As the country enters the New Year 2022 on Saturday, not all is well on the political front. Parliament that is supposed to be the platform to raise people's voices continues to be obstructed by the main opposition party. The country's judiciary is in a complete mess. Protests which began demanding the resignation of Chief Justice Rana have continued for months. The constitutional bodies that are supposed to ensure accountability of the government have themselves courted a series of controversies. Good governance has been a distant dream. As the political parties keep themselves busy in internal wranglings for power, unscrupulous businessmen have taken to making hay while the sun shines, giving rise to huge inflation. The unemployment problem has continued to worsen even as the effects of the COVID-19 pandemic are fading and life is returning to normalcy. So much so that even development projects such as those funded under the Millennium Challenge Corporation (MCC) compact agreement have fallen victim to indecision for years as political parties seem to be looking for an opportunity to politicize the agenda to divert votes of their rival parties in the upcoming election.

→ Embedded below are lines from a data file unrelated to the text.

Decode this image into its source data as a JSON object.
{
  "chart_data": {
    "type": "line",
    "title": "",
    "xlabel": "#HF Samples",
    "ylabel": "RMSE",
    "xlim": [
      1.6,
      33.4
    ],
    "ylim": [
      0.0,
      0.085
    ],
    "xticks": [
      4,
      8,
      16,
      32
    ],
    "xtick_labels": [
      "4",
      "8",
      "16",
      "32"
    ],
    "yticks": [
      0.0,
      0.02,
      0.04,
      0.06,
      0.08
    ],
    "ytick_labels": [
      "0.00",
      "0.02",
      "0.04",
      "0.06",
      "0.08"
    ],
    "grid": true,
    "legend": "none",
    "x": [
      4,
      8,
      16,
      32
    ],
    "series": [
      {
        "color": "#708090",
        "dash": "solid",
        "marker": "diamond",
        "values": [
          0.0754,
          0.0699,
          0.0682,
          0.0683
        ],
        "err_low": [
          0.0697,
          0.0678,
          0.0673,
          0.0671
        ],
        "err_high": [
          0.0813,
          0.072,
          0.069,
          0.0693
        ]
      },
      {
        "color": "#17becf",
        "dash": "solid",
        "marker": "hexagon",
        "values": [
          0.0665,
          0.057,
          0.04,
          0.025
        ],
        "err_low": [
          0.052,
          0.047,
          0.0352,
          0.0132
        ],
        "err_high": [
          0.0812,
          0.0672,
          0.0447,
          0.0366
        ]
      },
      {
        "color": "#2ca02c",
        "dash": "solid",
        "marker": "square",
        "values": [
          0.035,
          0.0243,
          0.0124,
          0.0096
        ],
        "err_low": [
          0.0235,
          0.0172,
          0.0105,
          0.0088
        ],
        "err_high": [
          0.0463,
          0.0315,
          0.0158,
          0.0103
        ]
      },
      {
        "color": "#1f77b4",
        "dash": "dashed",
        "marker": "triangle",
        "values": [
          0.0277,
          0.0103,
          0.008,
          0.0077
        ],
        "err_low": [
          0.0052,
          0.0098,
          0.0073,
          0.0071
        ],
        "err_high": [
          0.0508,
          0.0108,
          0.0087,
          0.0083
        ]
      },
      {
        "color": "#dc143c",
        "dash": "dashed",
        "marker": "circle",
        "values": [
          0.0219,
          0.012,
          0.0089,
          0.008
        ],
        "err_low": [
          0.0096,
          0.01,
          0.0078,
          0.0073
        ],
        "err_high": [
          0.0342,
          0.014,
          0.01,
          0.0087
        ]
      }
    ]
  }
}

Since the year 2022 is most likely going to be the year of elections, let's hope that all major political parties will be involved in politics that cares about the people they represent and take these issues as their political agenda to realize people's aspirations for good governance and development.
Hope is all we have. Let’s hope 2022 will be a productive year in Nepal’s journey to peace and prosperity. Let’s hope we all will let our hopes, not our hurts, shape 2022.